Любил бродить я по тайге. Нет, в самом деле, не знал я ничего лучше, чем бродить в одиночестве по тайге, душа отдыхает. Говорят, будто человек – животное стадное и одному ему худо… Может быть так оно и есть, а всё же тайга здесь исключение. Главное с ней в мире жить, чувствовать её. Ведь я и охотился так, брал у тайги ровно столько сколько нужно. Орех, женьшень, мясо. Мясо — да, но это в основном чушки, то есть кабанчики, барсуки… Куница там, вот жене потом воротник справил. Но не обирал я тайгу, как нынче, подчистую, так, что уже ни следа, ни духу зверя нет. Но неприкасаемого тигра всё же убил, но и то особый случай. Любимую собаку он у меня утащил!

    Дело было так. Жила у меня несколько лет замечательная псинка, сучка, всё время она была со мной, зверя ладно гоняла, дом сторожила, но однажды, как и полагается природой, загуляла и ушла в лес. Вернулась брюхатая, и скоро ощенилась. Смотрю, а масть у всех лопоухих помешана с волчьей. Сама она была крупная немецкая овчарка, с такими редкими небольшими  прогарыми пятнами, а тут гляжу ещё и серая примесь. Ну, понятное дело. Семерых быстро по хатам раздал, а восьмого, ну прям волчонок, даром морда собачья, добрая, оставил себе – воспитаю, думаю. Вырос. Годовалым был самым крупным, но до овчарки не дорос, так в холке и остался, приблизительно как лайка. Однако понимал меня без слов! Умнейший пёс, такого за всю жизнь  больше у меня никогда не было… И вот однажды, ушли мы как обычно в тайгу. Целый день проходили безрезультатно, но под конец всё же загнал он мне одну чушку. Долго держал, молодец, по кругу её водил, пока я с выстрелом подоспел. Остановились довольные: я разделываю, Разбой, так собаку звали, ждёт награды. У нас, охотников, всегда такой ритуал заведён был: шкуру и мясо человеку, а внутренности зверя — собаке. Урчит пёс над мясом, довольный, а я не торопясь костёр развёл, обед варганю, как вдруг чувствую, будто сквозняком потянуло и как-то неестественно тихо. Словно тень надо мной птичья мелькнула, смотрю — нет Разбоя, и только жалобное повизгивание в кустах…  Рванулся было, но только, что и успел углядеть — тигр огромными прыжками, бесшумно по высокой траве в лес уходит. Через меня, полосатый, перепрыгнул, не тронул, собаку унёс.

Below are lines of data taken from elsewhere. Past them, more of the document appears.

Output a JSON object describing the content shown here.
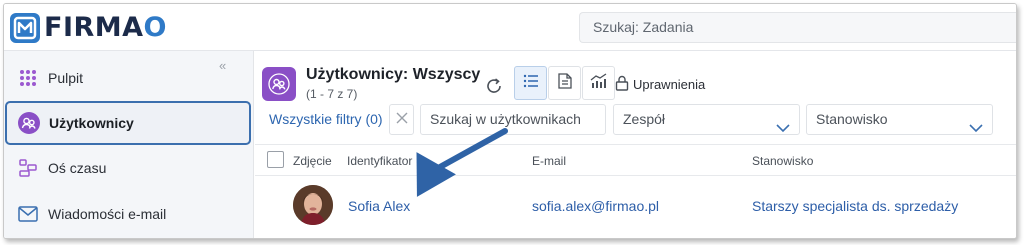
{
  "app": {
    "logo_text_main": "FIRMA",
    "logo_text_o": "O"
  },
  "topbar": {
    "search_placeholder": "Szukaj: Zadania"
  },
  "sidebar": {
    "collapse_glyph": "«",
    "items": [
      {
        "label": "Pulpit",
        "icon": "grid-dots-icon"
      },
      {
        "label": "Użytkownicy",
        "icon": "users-icon",
        "active": true
      },
      {
        "label": "Oś czasu",
        "icon": "timeline-icon"
      },
      {
        "label": "Wiadomości e-mail",
        "icon": "envelope-icon"
      }
    ]
  },
  "header": {
    "title": "Użytkownicy: Wszyscy",
    "count": "(1 - 7 z 7)",
    "permissions_label": "Uprawnienia"
  },
  "filters": {
    "all_filters": "Wszystkie filtry (0)",
    "search_placeholder": "Szukaj w użytkownikach",
    "team_select": "Zespół",
    "position_select": "Stanowisko"
  },
  "table": {
    "columns": [
      "Zdjęcie",
      "Identyfikator",
      "E-mail",
      "Stanowisko"
    ],
    "rows": [
      {
        "name": "Sofia Alex",
        "email": "sofia.alex@firmao.pl",
        "position": "Starszy specjalista ds. sprzedaży"
      }
    ]
  },
  "colors": {
    "accent": "#2d66b0",
    "purple": "#8a4fc6",
    "arrow": "#2f63a6"
  }
}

    Для тигра самое лакомое кушанье собака или волк. Человека он за просто так не тронет, надо очень постараться ему насолить. Но если на этом участке появился тигр, всё – волков не будет наверняка, а весь другой зверь уйдёт на другой край леса.  Тигр и туда переместится вскорости, и снова всё повторится — так заведено. Как мой Разбой хищника не учуял? Э-эх, Разбой, Разбой, морда ты моя. Да на то он и хищник, конечно, подобрался с наветренной стороны, да и ловко, что говорить. Как бы то ни было, решил я ему отомстить. Никто из зверей меня так не обижал, а тут задел не на шутку. Два года я его выслеживал. Уж и повадки его разузнал, и где он себе брюхо нагуливает, а всё никак прищучить мне его не удавалось, всё ловко уходил. Одно слово — тигр! Но всему своё время. Пришла осень. Нет в тайге времени более чудесного, чем осень. Идёшь, вдыхаешь свежий, холодковатый воздух, лес шумит — в глазах мелькает от беспрерывно порхающей листвы. Сопки усыпаны молочно-жёлтой на ветру изнанкой листьев – дух захватывает. Вот в это-то время и довелось мне снова встретиться с моим старым знакомцем. Только теперь мы ролями поменялись…

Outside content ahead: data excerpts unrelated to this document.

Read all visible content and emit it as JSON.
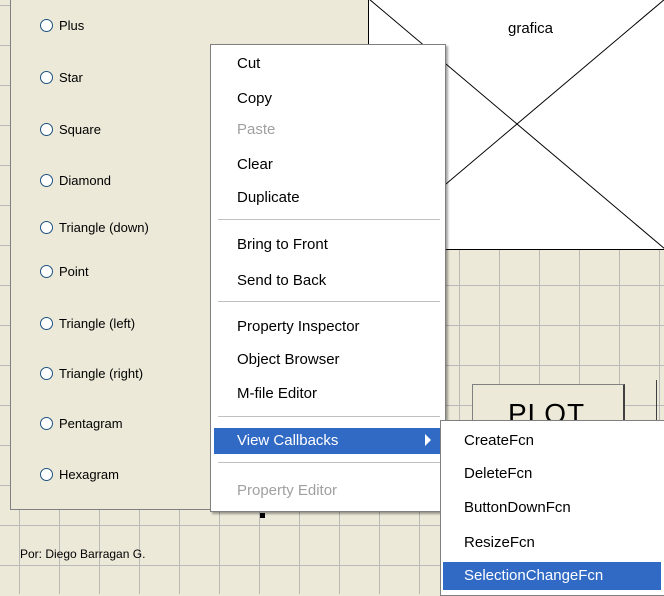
{
  "radio_options": [
    "Plus",
    "Star",
    "Square",
    "Diamond",
    "Triangle (down)",
    "Point",
    "Triangle (left)",
    "Triangle (right)",
    "Pentagram",
    "Hexagram"
  ],
  "author_label": "Por: Diego Barragan G.",
  "axes_title": "grafica",
  "plot_button_label": "PLOT",
  "context_menu": {
    "cut": "Cut",
    "copy": "Copy",
    "paste": "Paste",
    "clear": "Clear",
    "duplicate": "Duplicate",
    "bring_to_front": "Bring to Front",
    "send_to_back": "Send to Back",
    "property_inspector": "Property Inspector",
    "object_browser": "Object Browser",
    "mfile_editor": "M-file Editor",
    "view_callbacks": "View Callbacks",
    "property_editor": "Property Editor"
  },
  "submenu": {
    "items": [
      "CreateFcn",
      "DeleteFcn",
      "ButtonDownFcn",
      "ResizeFcn",
      "SelectionChangeFcn"
    ]
  },
  "colors": {
    "highlight": "#316ac5",
    "panel_bg": "#ece9d8",
    "disabled_text": "#a0a0a0",
    "radio_border": "#1c5180"
  }
}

    Вообще-то тигра увидеть – большая редкость. Мало кому могло этим пофартить. Я видел его только два раза: когда он собаку унёс и когда нагнал я его осенью. Не надо думать, что мстительность присуща только человеку. Я знал одного тракториста, который хвастал, и это была правда, что сумел однажды ранить тигра. Ранить, но не догнать. И что вы думаете, через несколько лет, когда мы подрабатывали в Леспромхозе произошёл такой случай. Этот парень оставлял обычно свой трактор на вершине сопки. Стартёр там сломан, или ещё что, но так было у нас достаточно часто, утром с горы, легко завести. Мы уже собрались, ушли к машине, а он подзадержался воду слить из трактора. Пять минут нет, десять. Покричали и пошли обратно. Нашли мы его метрах в двухстах от трактора. Как видно, когда он под ним лежал и краник отворачивал, тигр его за ноги так тихо вынул, что он даже пикнуть не успел, задавил, оттащил подальше, а потом всю грудину съел и ушёл. За десять минут. Вот так вот просто. На войне как на войне, надо осторожно шутки шутить.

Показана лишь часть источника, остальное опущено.